Depuis 1999, vous assurez à l’EFB une formation de vingt-quatre heures par an pour l’égalité des armes. Vous la menez avec nos amis de l’ADM, de même que vous militez pour une défense digne, compétente et humaine.

Vous êtes possédée par le rêve d’une défense d’excellence sans laquelle il n’y a pas de justice d’excellence et vous n’avez cessé de coopérer avec le GISTI et la CIMADE dans l’intérêt de ces malheureux qui attendent de notre pays un peu plus de fraternité.

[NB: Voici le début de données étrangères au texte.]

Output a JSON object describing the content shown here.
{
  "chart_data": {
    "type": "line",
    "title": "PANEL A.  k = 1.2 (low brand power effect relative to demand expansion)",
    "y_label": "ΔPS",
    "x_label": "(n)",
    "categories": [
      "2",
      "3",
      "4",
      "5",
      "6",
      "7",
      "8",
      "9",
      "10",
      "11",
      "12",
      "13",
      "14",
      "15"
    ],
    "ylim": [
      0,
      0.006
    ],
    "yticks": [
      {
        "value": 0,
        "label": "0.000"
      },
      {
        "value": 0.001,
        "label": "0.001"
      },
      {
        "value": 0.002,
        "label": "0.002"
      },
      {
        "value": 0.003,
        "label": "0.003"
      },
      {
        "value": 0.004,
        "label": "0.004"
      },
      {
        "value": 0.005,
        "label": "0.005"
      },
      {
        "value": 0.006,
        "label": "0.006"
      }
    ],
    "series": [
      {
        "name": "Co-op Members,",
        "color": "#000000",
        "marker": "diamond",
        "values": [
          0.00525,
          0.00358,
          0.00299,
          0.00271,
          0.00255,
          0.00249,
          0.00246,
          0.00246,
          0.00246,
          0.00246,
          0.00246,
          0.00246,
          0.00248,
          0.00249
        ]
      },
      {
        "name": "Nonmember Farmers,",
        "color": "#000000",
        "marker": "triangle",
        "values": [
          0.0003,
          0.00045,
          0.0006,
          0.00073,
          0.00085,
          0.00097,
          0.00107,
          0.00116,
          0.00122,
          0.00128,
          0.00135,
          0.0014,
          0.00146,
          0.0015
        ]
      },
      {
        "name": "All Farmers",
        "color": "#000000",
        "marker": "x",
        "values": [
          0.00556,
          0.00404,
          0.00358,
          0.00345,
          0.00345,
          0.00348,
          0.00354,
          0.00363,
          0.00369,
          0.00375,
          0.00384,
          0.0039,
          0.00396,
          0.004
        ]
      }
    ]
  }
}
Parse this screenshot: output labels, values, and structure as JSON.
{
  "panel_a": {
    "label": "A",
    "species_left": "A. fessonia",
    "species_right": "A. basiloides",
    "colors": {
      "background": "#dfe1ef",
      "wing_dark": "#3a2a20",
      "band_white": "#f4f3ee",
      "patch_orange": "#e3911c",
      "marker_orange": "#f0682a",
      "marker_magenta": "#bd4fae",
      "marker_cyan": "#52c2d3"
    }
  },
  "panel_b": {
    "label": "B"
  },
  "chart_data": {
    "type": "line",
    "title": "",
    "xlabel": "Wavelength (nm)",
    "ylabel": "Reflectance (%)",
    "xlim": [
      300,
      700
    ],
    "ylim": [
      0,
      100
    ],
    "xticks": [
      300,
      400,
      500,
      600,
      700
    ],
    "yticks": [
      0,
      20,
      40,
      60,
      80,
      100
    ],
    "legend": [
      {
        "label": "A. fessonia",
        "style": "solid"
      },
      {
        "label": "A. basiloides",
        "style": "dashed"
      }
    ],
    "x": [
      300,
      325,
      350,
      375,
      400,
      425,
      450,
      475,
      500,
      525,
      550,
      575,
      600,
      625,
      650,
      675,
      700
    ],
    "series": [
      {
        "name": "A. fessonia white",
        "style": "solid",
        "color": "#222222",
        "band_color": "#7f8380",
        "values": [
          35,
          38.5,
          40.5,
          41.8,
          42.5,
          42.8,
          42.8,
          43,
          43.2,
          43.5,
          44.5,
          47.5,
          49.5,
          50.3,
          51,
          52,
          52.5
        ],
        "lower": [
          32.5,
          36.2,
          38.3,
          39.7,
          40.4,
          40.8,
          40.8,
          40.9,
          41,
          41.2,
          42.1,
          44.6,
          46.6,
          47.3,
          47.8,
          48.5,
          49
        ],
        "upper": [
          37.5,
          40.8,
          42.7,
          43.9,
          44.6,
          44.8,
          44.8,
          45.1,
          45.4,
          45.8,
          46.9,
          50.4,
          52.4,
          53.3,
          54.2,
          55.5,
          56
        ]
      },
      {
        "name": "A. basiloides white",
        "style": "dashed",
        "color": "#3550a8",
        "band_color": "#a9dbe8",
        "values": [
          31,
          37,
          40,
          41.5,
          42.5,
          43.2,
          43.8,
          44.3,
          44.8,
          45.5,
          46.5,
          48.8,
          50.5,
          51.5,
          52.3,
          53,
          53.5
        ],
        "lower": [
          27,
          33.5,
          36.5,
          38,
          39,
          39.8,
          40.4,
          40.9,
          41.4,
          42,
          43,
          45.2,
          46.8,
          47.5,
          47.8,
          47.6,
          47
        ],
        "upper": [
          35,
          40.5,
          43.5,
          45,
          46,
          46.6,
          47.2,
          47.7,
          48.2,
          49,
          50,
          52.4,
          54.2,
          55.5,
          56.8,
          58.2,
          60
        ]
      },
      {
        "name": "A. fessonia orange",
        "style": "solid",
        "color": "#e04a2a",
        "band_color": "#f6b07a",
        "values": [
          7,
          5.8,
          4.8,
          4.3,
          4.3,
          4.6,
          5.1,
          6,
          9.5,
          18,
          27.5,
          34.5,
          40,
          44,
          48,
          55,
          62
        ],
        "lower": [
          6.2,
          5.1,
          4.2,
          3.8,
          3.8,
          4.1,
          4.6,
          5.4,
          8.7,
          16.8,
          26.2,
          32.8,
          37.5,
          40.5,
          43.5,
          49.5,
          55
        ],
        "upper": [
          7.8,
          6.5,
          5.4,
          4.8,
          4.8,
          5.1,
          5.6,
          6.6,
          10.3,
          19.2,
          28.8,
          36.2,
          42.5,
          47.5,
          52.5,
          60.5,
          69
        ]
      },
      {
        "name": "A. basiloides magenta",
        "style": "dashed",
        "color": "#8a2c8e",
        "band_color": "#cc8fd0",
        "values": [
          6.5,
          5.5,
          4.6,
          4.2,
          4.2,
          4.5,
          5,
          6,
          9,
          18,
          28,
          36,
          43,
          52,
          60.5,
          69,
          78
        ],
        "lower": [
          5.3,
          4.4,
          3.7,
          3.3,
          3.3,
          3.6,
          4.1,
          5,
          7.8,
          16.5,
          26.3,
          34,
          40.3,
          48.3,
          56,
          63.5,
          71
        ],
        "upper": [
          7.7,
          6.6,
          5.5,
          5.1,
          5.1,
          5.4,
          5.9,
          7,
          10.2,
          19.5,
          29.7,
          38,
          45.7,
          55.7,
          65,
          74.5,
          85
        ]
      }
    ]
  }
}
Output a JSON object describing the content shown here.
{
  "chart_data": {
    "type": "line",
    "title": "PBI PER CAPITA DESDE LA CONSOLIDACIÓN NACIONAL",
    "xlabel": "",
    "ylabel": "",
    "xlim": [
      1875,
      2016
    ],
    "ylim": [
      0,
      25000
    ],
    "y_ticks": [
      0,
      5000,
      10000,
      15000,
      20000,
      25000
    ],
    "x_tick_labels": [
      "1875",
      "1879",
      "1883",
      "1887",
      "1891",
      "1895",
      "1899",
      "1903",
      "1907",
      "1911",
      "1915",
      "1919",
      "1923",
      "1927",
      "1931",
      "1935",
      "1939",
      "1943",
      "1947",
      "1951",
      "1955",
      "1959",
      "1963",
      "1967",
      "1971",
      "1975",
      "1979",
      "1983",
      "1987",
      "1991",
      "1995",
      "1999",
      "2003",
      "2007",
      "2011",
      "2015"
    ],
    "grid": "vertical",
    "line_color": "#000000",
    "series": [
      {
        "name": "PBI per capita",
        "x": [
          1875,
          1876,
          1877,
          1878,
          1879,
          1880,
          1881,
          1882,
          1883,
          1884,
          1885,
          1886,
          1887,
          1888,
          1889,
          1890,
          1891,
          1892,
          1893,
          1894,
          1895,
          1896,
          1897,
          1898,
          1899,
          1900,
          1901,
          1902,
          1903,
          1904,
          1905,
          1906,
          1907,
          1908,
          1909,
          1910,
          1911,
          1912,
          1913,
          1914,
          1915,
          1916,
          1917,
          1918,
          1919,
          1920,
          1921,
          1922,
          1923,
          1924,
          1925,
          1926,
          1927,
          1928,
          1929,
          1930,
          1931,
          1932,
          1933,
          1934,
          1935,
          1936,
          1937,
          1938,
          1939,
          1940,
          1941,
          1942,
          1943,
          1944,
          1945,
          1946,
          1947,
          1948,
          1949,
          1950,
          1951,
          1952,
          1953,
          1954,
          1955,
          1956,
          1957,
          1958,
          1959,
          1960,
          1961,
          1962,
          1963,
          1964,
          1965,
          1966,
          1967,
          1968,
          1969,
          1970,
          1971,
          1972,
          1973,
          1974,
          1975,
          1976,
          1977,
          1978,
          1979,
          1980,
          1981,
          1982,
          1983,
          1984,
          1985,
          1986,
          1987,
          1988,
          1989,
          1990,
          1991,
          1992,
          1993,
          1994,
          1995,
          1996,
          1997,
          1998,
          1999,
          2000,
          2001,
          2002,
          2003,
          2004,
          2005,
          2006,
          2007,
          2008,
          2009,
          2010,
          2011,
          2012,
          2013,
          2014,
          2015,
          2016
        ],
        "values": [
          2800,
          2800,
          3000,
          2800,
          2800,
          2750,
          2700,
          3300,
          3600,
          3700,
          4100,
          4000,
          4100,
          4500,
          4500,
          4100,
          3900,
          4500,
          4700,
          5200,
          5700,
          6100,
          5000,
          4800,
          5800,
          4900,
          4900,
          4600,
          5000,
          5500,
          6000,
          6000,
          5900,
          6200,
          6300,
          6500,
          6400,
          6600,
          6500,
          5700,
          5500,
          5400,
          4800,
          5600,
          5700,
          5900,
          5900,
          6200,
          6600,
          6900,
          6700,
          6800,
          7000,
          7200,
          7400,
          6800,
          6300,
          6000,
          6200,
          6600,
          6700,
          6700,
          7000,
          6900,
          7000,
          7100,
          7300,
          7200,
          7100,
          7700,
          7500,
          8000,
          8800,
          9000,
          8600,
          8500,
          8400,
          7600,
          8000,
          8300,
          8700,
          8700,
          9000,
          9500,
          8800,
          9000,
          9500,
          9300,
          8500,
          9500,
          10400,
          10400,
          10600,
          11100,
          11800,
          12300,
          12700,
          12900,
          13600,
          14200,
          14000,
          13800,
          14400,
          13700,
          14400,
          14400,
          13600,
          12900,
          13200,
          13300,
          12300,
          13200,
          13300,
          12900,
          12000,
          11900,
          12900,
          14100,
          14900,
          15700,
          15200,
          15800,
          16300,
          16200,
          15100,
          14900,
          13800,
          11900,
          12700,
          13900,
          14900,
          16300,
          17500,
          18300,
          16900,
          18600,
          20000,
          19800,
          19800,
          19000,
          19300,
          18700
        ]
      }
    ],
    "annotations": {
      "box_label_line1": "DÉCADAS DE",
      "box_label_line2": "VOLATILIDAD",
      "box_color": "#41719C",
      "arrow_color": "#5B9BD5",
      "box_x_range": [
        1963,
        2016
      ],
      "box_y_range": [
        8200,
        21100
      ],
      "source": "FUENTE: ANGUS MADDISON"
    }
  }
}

Permettez-moi de rappeler la nuit du 14 au 15 février 2008, au début de mon bâtonnat, où cent treize Maliens furent jugés dans des conditions insupportables, entassés dans des salles minuscules où leurs familiers ne pouvaient entrer. Huit avocats, sous votre égide, furent mobilisés toute la nuit, parmi lesquels Samuel Aït Kiki, Guillaume Valat, Christophe Pouly, déposant des conclusions de nullité et plaidant sans relâche dans une tension et une angoisse indescriptible, avec votre aide.

La défense dont vous étiez, à l’époque, l’auxiliaire vigilante au nom de l’Ordre, s’est montrée efficace, digne et compétente. J’ai pu admirer moi-même la résolution de ces combattants de la liberté et ces tribuns généreux de la Plèbe qui s’étaient dépensés sans compter comme se dépensent sans compter nombre d’entre eux tous les jours dans l’humilité et l’anonymat, comme vous l’avez toujours fait vous-même.

Telle a été votre contribution à l’Ordre la plus notable et la plus belle, celle que je voulais saluer, celle que, ce soir, va honorer la décoration que, par ma main, vous décerne la République.

Françoise Mendel-Riche, au nom du président de la République, et en vertu des pouvoirs qui nous sont conférés, nous vous faisons Chevalier de l’Ordre National du Mérite.